Si
pose problème la coexistence dans un même cadre de deux propositions
valides, ou si, dans ce même cadre encore, deux définitions se
rapportant au départ à deux objets radicalement séparés en viennent à
rendre indiscernable l’un de l’autre ces deux objets, sous doute peut-il
être judicieux de changer ce cadre. C’est, pour faire simple, l’option
radicale que défendit Einstein lorsqu’il créa sa théorie de la
relativité. Le cadre en question suppose l’invariance du temps et de
l’espace? Il repose sur l’identification de la masse inerte et de la
masse pesante? Bâtissons-en un qui postule la relativité du temps et de
l’espace et qui déconstruise le concept de matière au profit de celui de
champ. Faisons du problème un postulat.
De
nouveau nous nous retrouvons ici face à l’un de ces triomphes du
concept critique de fonction sur l’idée naïve de chose et de substance,
comme l’histoire de la science exacte ne manque pas de le relever
progressivement.
Comme
le disait Einstein lui-même au sujet de sa théorie, l’un de ses
résultats essentiels était d’avoir ôté à l’espace comme au temps – ou à
la matière – « le dernier résidu d’objectivité physique ». Entendue –
fautivement – dans son sens vulgaire, cette assertion pourrait recouper
l’impression, que nous ressentons tous, d’une coupure entre
l’appréciation de l’espace et du temps physiques, théorisée par le natif
d’Ulm, et celle dont nous pouvons faire l’expérience intuitivement. Ce
serait oublier que cette disjonction, même si elle paraît effectivement
s’achever avec l’invention de la théorie de la relativité générale,
était déjà opérante avec la cinématique galiléenne. Ce que veut dire le
scientifique Einstein, et qu’a parfaitement compris le philosophe
Cassirer, c’est que la théorie de la relativité prouve l’opérabilité de
celle de la connaissance.
Ce
qui disparaît un peu plus avec la théorie de la relativité c’est l’idée
naïve que puisse exister réellement tout objet, toute substance, dont
nous ne pourrions atteindre, toujours approximativement, des impressions
qu’en progressant d’un raffinement empirique à un autre. Ce qu’atteste
avec éclat la découverte de l’espace-temps, c’est la fin de l’invariance
objectivale. Mais aussi, et c’est là tout le travail d’analyse que
poursuit Cassirer dans ce livre, la fin de l’objet naïf, de la chose
dans son acception substanciale, ne signifie en aucun cas une victoire
du scepticisme, du relativisme, ou le surgissement du règne de la
post-vérité. Car la fin de l’objet qu’entérine la relativité générale ne
signifie aucunement une faillite de la connaissance mais au contraire,
et à rebours de la conception vulgaire d’insécurité que véhicule la fin
d’une saisie sensualiste du monde, la validation de son propos critique.
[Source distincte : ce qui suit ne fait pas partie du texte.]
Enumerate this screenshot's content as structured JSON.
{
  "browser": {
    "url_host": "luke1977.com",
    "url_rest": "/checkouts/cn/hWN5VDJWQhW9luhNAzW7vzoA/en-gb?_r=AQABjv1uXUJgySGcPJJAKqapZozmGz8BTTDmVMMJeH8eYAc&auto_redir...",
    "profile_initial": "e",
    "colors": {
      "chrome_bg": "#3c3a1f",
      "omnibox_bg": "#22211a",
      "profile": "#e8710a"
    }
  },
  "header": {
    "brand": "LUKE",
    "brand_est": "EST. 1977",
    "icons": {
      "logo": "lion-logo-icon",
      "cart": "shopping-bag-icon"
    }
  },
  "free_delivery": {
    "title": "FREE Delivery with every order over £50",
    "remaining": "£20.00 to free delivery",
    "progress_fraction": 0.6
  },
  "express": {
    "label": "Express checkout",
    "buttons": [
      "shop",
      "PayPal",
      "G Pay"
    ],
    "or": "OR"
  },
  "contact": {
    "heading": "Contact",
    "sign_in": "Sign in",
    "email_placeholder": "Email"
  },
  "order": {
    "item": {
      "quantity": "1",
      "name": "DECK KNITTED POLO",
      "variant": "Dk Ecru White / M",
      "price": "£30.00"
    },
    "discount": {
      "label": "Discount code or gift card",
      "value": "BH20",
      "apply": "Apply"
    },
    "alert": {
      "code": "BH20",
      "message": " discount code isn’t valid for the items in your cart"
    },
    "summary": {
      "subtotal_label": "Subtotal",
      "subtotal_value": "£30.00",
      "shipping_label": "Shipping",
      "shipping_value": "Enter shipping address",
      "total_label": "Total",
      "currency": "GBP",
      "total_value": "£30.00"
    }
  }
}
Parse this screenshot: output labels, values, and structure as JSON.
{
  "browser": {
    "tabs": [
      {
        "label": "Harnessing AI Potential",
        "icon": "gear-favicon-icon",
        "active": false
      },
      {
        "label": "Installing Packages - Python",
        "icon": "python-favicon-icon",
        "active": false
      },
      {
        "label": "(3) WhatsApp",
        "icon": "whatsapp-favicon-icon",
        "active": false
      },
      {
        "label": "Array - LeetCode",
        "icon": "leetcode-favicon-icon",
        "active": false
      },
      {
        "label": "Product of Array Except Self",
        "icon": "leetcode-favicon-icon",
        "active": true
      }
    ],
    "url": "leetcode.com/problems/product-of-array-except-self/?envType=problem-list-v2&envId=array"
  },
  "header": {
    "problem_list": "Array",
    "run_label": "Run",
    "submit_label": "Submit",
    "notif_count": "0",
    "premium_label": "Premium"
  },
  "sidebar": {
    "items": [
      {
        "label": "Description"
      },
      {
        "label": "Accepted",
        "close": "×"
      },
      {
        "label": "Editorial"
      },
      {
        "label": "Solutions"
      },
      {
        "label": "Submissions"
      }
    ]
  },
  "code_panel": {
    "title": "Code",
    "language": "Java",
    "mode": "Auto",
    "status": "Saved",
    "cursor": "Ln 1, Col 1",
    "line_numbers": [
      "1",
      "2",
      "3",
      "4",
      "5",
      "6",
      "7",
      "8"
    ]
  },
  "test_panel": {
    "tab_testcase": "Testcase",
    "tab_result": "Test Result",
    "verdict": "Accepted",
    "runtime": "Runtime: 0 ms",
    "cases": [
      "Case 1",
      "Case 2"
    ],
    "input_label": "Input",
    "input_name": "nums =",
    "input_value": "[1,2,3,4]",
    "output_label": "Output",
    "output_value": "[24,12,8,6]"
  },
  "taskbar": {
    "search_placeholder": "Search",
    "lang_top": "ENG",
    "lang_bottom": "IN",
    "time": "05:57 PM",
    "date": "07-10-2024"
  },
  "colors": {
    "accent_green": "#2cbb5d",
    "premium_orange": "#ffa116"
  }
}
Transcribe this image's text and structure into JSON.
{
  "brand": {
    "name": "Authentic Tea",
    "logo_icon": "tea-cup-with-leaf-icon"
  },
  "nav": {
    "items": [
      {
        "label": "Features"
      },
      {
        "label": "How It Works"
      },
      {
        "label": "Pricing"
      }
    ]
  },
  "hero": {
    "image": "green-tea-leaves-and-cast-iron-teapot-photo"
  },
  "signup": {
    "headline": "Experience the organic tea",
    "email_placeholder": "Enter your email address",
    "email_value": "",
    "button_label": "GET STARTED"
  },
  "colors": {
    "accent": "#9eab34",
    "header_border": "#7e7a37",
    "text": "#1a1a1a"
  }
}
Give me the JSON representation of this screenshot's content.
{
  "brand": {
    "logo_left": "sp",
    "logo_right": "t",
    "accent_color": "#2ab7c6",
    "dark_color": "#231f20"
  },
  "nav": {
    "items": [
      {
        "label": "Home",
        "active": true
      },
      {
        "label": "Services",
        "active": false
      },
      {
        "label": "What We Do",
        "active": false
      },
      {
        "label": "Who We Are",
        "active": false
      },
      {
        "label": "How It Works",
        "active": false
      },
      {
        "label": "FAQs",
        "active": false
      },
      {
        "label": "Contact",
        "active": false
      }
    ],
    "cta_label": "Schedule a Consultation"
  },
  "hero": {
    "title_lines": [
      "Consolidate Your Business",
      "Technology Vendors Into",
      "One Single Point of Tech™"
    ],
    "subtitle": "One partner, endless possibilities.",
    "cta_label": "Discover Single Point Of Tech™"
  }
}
L’objet de la connaissance n’est pas l’objet et n’a nul besoin d’en
postuler l’existence. Par là est désarmé le sceptique lui-même qui a
besoin qu’un objet soit posé en absolu avant de pouvoir déplorer – ou se
réjouir – qu’il ne puisse jamais l’atteindre.
Une propriété de
l’objet n’indique aucun « en-soi » de l’objet mais un mode de relation
qui l’enchaîne à d’autres et dont la connaissance a pour but de dégager
les principes généraux – voire d’en proposer a priori. L’objet n’est que
relation. Ainsi l’objectivité empirique, qui reposait entièrement sur
l’invariance de l’objet, maintenant caduque, est remplacée – en quelque
sorte réifiée – par celle de lois dont l’invariance confère à l’acte de
connaître sa solidité et sa validité. Avec Einstein, et Cassirer,
l’objet est remplacé par la forme.
À
l’heure où plus que jamais les rapports entre pensée, technique et réel
doivent être envisagés sous de nouvelles coutures moins naïves, la
philosophie des formes de Cassirer, dont il est possible de découvrir
les germes ici, est absolument incontournable. À rebours des
relativismes ou des scepticismes aujourd’hui fort à la mode, il démontre
qu’il est tout à fait possible que coexistent validement divers modes
d’appréhension du réel s’ils sont envisagés, non plus comme des objets –
et à la notion d’objet est toujours, quoi qu’on en pense, attachée
celle d’absolu – , mais comme des relations.
Ernst Cassirer, La théorie de la relativité d’Einstein, Éléments pour une théorie de la connaissance, Le Cerf, trad. Jean Seidengart.